Na madrugada da próxima segunda-feira (26), se as condições técnicas e meteorológicas permitirem, deve começar a missão Polaris Dawn, destinada a realizar a primeira caminhada espacial privada.
O pai do projeto é o bilionário americano Jared Isaacman, fundador da empresa digital de pagamentos Shift4, e também responsável pela missão Inspiration4, que se tornou o primeiro voo tripulado 100% comercial à órbita terrestre, em setembro de 2021.
A exemplo daquele voo inaugural, Isaacman (que é piloto com qualificação em jatos militares) ocupará mais uma vez a posição de comandante, em uma missão para a qual contrataram a SpaceX.
De novo, serão quatro tripulantes a bordo da cápsula Crew Dragon: além de Isaacman, participam do voo Scott Poteet, vice-presidente de estratégia da Shift4, também com formação de pilotagem militar, Sarah Gillis e Anna Menon, engenheiras da SpaceX.
Para o trio, será o primeiro voo espacial. O comandante Isaacman já vai para sua segunda missão autofinanciada. E, a exemplo da primeira, ele quer que o voo seja mais do que uma versão vitaminada de turismo espacial.
O programa Polaris, do qual a Polaris Dawn será a primeira missão, tem por objetivos expandir os limites dos voos espaciais comerciais.
É verdade que a Inspiration4, de saída, trouxe inovações, voando mais alto que uma missão tripulada típica à órbita terrestre baixa, com apogeu (ponto mais distante da superfície) de 585 km, atingindo a maior altitude desde uma visita do ônibus espacial Discovery, da Nasa, ao Telescópio Espacial Hubble, em 1999. Para efeito de comparação, a Estação Espacial Internacional (ISS, na sigla em inglês) orbita a cerca de 400 km do chão.
Naquela ocasião, a Crew Dragon Resilience passou quase três dias no espaço, e o plano de voo levou a SpaceX a desenvolver uma cúpula para observação do espaço a ser instalada na cápsula em lugar do sistema de acoplagem, sem utilidade já que o veículo não iria atracar na estação espacial.

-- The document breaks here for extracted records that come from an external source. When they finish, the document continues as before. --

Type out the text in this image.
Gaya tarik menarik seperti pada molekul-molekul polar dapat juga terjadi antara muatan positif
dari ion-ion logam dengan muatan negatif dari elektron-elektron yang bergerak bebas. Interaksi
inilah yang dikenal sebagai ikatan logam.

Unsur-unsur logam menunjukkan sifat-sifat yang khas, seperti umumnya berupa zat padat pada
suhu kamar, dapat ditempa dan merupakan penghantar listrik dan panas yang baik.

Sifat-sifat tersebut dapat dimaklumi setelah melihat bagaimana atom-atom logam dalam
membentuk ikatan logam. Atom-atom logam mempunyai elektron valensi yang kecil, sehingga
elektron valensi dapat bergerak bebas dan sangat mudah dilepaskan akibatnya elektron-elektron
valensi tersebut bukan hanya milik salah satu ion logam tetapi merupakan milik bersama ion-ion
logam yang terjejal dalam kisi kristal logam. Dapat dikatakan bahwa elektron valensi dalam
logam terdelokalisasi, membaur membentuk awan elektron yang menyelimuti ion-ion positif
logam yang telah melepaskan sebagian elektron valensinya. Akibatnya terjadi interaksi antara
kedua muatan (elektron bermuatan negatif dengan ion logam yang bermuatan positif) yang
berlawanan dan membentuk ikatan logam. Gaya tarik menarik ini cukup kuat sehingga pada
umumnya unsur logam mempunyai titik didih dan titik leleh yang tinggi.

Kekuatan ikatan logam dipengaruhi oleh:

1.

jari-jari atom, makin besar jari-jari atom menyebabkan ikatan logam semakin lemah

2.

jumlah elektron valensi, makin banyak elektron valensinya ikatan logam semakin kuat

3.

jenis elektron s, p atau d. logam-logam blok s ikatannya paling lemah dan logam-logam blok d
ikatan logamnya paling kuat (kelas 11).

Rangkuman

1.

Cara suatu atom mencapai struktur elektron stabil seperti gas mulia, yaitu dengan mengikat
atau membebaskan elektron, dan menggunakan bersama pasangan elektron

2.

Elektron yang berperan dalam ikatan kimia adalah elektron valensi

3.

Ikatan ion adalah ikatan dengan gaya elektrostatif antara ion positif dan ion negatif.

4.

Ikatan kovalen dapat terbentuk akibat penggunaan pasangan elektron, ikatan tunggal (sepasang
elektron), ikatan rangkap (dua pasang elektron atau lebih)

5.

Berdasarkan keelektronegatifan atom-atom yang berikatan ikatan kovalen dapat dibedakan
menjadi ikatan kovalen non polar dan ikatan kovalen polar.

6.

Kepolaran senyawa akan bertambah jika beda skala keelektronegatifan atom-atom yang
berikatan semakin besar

Para a Polaris Dawn, o plano é ainda mais ousado: ao longo de cinco dias, a mesma Resilience (que voou em 2021 e, antes disso, foi responsável pelo primeiro voo regular de transporte de tripulações à ISS da SpaceX para a Nasa, em novembro de 2020) usará toda a potência do foguete Falcon 9 para se colocar numa órbita elíptica com apogeu de 1.400 km e perigeu (ponto mais próximo da superfície) de 190 km.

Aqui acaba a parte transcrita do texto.